I think it's a pretty bad idea to have non-*pi versions of sin, cos, and
tan be required, since the modular reduction that's required as the first
step for any implementation method that I've heard of needs a very accurate
version of pi in order to produce correctly rounded answers.

if you think that the *pi instructions should not be preferred, maybe we
can split out the trig functions into several extensions that are not
dependent on each other:

Ztrigpi: trig. *-pi

Ztrignpi: trig non-*pi

Zarctrigpi: arc-trig. *pi

Zarctrignpi: arc-trig. non-*pi

I think that the Ztrignpi extension is totally impractical to implement for
our GPU due to f64 needing the remainder of dividing by the 1000+ bit
approximation of 2*pi.

All of Ztrigpi, Zarctrignpi, and Zarctrigpi are practical to implement.

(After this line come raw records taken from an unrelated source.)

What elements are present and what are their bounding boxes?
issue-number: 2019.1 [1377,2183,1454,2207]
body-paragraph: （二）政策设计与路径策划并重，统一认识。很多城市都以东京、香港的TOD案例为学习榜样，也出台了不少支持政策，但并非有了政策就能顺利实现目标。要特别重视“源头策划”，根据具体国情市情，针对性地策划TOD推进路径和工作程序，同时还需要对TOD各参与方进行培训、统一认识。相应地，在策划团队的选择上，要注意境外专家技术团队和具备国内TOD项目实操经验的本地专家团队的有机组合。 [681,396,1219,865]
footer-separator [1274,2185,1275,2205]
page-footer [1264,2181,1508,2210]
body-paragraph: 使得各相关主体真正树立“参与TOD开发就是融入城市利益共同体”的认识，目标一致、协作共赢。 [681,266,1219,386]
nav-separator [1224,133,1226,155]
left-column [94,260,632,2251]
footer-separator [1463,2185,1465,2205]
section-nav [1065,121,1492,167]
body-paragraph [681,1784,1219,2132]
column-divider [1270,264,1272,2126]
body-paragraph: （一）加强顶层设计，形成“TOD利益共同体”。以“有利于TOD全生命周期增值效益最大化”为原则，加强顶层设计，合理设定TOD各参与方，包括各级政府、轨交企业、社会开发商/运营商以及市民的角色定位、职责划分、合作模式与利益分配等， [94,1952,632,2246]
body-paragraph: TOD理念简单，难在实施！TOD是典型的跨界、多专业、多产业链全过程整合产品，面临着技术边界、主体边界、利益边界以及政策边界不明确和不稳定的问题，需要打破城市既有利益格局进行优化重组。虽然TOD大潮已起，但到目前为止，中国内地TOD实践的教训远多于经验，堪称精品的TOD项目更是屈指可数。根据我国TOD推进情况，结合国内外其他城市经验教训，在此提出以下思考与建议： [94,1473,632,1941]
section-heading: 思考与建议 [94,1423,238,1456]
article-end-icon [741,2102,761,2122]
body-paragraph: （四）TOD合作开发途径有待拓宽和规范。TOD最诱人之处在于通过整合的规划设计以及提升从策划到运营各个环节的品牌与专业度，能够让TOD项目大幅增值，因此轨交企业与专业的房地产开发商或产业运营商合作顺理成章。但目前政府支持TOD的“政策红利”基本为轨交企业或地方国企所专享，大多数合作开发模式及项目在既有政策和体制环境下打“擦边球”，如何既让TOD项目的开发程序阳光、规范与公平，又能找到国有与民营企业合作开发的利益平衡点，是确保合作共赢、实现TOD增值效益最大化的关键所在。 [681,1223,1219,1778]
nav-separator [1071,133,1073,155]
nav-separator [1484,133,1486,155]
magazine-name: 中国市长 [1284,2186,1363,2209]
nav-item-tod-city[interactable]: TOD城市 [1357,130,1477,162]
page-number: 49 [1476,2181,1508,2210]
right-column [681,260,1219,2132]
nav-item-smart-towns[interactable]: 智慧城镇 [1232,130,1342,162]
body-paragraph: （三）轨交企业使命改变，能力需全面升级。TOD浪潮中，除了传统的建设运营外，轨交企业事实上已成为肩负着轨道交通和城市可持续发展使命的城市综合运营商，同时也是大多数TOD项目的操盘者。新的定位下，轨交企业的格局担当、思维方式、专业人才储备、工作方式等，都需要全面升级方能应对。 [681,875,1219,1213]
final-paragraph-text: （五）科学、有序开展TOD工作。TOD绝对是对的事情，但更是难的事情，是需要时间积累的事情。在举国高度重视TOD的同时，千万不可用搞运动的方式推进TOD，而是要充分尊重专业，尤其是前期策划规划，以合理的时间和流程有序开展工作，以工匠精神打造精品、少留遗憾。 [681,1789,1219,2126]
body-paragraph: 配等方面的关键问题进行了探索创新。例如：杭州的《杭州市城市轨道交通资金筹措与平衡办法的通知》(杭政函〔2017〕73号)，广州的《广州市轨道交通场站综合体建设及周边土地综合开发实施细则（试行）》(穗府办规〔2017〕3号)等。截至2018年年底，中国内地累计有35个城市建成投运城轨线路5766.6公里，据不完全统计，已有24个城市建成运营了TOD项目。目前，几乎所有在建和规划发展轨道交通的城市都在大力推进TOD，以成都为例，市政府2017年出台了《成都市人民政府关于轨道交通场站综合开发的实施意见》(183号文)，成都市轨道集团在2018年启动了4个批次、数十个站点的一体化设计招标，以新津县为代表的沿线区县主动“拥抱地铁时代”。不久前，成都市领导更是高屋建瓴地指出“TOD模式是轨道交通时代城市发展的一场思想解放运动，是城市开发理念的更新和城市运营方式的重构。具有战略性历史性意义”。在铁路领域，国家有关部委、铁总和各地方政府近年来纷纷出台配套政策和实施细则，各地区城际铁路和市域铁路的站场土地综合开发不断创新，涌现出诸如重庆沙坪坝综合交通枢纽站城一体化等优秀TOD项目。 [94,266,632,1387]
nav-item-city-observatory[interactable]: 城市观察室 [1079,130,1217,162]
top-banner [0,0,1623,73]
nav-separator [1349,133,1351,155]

note that using the Ztrigpi instructions to implement sin, cos, and tan
like sin(x) = sinpi(x * (1.0 / pi)) is good enough to meet the accuracy
requirements for Vulkan and OpenCL.

regarding frcp, fatan, and fatanpi, I think we should just use
fdiv/fatan2/fatan2pi and not even have a pseudo-instruction since the
compiler can optimize loading 1.0 into a fp register by moving the
flw/fcvt/fmv/etc. out of loops and stuff.